I could have sat in my office in Anchorage and watched it on the Internet and enjoyed it more.

The Nationals should be concerned – very concerned. Because when the live experience ceases to be more compelling than the television experience, people stay home. When a family has to weigh whether the excitement of a baseball game is worth the risk that you might end up sitting in a section with drunk, foul-mouthed and potentially violent fans, people stay home.

When your customers are not treated with respect, people stay home.

The part that the Nationals don’t get is they bear some responsibility in making sure that the fan experience is a positive one, and that responsibility goes beyond making sure that the ballpark employees were friendly and helpful – on that the Nationals get a passing grade (but no better). But the Nationals created the situation where the fan base was so weak that they had to rely heavily on group sales to fill the park on Opening Day… and in doing so, leaving many of their local fans without tickets.
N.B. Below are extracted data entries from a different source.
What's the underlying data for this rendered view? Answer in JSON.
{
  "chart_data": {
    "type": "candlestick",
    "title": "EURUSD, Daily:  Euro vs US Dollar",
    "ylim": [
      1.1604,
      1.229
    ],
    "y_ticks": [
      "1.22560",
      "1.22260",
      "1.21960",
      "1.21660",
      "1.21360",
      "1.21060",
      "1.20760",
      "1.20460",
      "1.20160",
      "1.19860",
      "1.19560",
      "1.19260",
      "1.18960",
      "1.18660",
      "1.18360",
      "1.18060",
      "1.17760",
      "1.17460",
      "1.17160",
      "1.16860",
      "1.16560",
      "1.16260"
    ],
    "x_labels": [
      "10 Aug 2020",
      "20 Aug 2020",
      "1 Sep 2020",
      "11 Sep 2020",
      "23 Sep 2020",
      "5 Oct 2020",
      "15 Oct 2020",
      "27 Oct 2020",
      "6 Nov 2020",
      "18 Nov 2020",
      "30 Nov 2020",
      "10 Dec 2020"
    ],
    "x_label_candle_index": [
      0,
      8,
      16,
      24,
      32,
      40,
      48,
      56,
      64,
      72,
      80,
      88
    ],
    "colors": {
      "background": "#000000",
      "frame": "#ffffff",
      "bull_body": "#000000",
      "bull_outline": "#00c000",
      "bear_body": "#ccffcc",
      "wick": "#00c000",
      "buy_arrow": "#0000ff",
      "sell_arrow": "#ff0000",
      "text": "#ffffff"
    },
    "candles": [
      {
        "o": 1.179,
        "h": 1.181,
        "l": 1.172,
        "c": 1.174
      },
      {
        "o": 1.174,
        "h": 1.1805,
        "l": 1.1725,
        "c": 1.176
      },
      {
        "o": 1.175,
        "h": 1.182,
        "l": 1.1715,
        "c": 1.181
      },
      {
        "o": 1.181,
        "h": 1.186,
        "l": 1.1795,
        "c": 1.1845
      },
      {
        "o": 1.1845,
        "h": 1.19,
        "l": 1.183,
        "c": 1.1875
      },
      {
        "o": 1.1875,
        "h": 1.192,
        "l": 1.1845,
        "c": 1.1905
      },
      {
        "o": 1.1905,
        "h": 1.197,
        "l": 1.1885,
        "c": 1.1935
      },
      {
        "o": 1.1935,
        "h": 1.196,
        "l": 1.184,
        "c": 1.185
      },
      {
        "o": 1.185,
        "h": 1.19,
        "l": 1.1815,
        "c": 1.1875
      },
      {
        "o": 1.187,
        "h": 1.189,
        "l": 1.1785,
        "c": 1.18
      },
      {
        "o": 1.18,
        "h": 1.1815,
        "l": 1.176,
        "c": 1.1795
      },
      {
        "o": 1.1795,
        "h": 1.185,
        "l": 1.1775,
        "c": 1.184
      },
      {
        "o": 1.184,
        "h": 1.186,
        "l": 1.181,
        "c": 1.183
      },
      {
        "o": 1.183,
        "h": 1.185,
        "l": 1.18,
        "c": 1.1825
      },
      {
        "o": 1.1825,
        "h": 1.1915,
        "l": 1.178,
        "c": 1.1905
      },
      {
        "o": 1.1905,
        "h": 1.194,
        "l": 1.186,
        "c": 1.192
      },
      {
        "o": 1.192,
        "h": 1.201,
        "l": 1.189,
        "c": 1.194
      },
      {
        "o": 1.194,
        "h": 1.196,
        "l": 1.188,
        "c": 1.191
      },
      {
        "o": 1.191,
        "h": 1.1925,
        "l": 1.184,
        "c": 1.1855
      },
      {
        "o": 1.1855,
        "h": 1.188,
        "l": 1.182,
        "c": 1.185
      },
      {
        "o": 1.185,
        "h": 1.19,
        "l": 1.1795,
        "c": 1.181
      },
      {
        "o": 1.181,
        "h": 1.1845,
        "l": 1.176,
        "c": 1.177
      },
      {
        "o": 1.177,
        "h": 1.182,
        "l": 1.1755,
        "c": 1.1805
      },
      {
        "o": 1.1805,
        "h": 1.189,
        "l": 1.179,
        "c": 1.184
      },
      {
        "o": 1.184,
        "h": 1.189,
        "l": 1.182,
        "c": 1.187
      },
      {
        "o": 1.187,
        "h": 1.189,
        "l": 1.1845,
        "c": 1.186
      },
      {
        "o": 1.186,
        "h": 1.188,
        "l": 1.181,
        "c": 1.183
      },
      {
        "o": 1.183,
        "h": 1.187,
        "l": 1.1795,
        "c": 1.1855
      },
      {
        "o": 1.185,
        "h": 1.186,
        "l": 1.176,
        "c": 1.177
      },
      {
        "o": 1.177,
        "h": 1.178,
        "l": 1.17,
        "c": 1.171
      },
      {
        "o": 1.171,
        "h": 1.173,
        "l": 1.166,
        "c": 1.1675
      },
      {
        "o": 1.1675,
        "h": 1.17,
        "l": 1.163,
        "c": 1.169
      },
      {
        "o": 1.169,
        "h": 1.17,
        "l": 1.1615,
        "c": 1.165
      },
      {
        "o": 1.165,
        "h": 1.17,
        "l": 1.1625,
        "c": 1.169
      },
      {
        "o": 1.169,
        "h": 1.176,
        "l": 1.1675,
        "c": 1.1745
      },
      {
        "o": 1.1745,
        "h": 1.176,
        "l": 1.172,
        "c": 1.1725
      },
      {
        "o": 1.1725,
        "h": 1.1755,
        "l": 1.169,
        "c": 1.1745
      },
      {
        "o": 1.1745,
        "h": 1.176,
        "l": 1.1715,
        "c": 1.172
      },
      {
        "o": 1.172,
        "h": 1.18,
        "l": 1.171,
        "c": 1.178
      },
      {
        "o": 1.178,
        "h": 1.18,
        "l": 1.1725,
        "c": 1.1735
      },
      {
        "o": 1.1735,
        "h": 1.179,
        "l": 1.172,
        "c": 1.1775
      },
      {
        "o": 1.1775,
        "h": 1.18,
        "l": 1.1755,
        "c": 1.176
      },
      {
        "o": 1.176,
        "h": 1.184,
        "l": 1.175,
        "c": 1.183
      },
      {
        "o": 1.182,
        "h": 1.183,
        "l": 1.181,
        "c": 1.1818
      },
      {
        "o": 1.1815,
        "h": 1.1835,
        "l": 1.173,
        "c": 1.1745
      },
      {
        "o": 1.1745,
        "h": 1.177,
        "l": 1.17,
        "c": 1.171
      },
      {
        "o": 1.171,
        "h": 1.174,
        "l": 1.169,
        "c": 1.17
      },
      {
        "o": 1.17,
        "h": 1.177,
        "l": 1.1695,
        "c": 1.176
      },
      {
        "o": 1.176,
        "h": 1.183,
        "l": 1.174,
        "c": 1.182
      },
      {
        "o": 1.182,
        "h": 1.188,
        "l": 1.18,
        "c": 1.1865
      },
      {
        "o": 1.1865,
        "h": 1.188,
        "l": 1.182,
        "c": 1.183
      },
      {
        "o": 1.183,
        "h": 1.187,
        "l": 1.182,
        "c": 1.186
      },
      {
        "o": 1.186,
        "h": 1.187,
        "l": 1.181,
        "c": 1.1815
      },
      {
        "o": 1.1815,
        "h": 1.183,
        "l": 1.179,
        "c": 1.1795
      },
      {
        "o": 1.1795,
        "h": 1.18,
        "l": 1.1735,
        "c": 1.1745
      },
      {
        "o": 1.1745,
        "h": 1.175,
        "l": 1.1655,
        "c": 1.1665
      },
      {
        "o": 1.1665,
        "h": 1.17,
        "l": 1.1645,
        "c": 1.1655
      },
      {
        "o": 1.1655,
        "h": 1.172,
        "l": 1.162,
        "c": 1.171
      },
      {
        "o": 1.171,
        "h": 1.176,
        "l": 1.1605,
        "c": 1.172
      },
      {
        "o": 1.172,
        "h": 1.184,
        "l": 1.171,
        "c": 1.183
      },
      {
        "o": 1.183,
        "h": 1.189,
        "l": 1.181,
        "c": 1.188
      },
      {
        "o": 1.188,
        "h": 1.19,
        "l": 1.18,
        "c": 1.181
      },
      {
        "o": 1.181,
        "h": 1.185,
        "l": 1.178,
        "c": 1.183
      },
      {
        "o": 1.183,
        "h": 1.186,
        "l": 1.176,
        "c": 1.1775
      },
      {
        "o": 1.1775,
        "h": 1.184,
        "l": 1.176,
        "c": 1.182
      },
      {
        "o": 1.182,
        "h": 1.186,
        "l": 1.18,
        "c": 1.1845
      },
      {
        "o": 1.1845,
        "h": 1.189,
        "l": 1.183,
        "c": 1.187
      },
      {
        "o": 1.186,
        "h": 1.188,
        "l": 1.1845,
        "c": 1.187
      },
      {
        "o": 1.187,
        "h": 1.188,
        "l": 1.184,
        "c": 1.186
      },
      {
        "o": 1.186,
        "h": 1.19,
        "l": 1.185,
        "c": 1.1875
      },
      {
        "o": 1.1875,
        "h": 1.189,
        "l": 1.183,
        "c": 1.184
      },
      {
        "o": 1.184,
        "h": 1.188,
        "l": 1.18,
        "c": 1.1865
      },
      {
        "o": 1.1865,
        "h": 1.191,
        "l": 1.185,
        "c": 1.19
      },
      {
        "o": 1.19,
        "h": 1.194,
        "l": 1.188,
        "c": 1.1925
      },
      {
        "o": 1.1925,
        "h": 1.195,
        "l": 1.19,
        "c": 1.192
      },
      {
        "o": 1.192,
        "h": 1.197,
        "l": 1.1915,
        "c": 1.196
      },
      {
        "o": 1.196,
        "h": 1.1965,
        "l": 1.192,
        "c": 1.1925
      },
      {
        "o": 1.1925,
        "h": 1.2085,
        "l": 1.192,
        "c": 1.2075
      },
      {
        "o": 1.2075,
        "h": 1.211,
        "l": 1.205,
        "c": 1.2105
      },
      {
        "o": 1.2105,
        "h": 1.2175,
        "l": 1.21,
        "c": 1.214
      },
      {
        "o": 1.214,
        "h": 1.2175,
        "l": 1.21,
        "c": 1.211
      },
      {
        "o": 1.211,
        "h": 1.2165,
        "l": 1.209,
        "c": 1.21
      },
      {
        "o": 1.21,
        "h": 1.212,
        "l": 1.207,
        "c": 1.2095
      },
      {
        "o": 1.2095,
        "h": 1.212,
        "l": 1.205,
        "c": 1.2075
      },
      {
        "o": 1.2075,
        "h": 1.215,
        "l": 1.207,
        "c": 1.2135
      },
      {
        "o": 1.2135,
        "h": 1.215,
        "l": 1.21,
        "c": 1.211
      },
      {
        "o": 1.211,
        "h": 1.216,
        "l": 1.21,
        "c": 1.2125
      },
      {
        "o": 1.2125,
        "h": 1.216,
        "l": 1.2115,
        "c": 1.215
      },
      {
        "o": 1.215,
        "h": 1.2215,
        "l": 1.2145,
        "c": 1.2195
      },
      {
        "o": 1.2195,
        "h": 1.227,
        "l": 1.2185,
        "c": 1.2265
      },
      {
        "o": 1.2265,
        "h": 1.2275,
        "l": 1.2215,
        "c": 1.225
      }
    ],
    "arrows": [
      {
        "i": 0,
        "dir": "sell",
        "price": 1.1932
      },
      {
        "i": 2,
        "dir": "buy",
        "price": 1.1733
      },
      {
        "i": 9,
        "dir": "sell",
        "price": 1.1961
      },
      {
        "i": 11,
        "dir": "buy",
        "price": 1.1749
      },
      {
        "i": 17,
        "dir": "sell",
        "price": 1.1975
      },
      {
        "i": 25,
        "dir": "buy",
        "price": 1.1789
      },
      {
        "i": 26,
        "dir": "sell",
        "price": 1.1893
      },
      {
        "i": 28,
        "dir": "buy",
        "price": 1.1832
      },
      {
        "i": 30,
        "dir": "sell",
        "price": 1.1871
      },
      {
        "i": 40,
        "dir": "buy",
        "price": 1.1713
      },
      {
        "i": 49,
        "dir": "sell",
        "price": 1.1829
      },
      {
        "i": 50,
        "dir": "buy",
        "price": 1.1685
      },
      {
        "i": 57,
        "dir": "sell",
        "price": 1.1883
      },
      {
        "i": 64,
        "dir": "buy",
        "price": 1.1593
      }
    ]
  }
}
How could the Nationals not reasonably foresee what happened? Do they care?

Sure, the game was sold out. But in the process, they severely damaged their brand. They offended their best customers. They offended me.

When you consider how invested in this team I am, the fact that I am offended says something.

And while I am at it, let me say this. The best thing you can say about the President’s Race is that it is tired and stupid. If you really look at what’s happening here, the Nationals and GEICO are perpetuating the idea that “Teddy” is somehow loveable because he is incompetent. The problem is, Teddy has become a metaphor for the team. As long as the Nationals believe that mindset is acceptable, the team will be terrible. Think about this – if the Yankees had a mascot race with super-sized taxi drivers from the five boroughs, the driver from the Bronx would win every race, because for the Yankees, that is the only outcome that makes sense.

It is either time for Teddy to win, or to can the President’s Race altogether. I am a GEICO customer. Perhaps I should let them know.

If you tried to get Opening Day tickets, and you couldn’t get them, consider yourself among the lucky ones.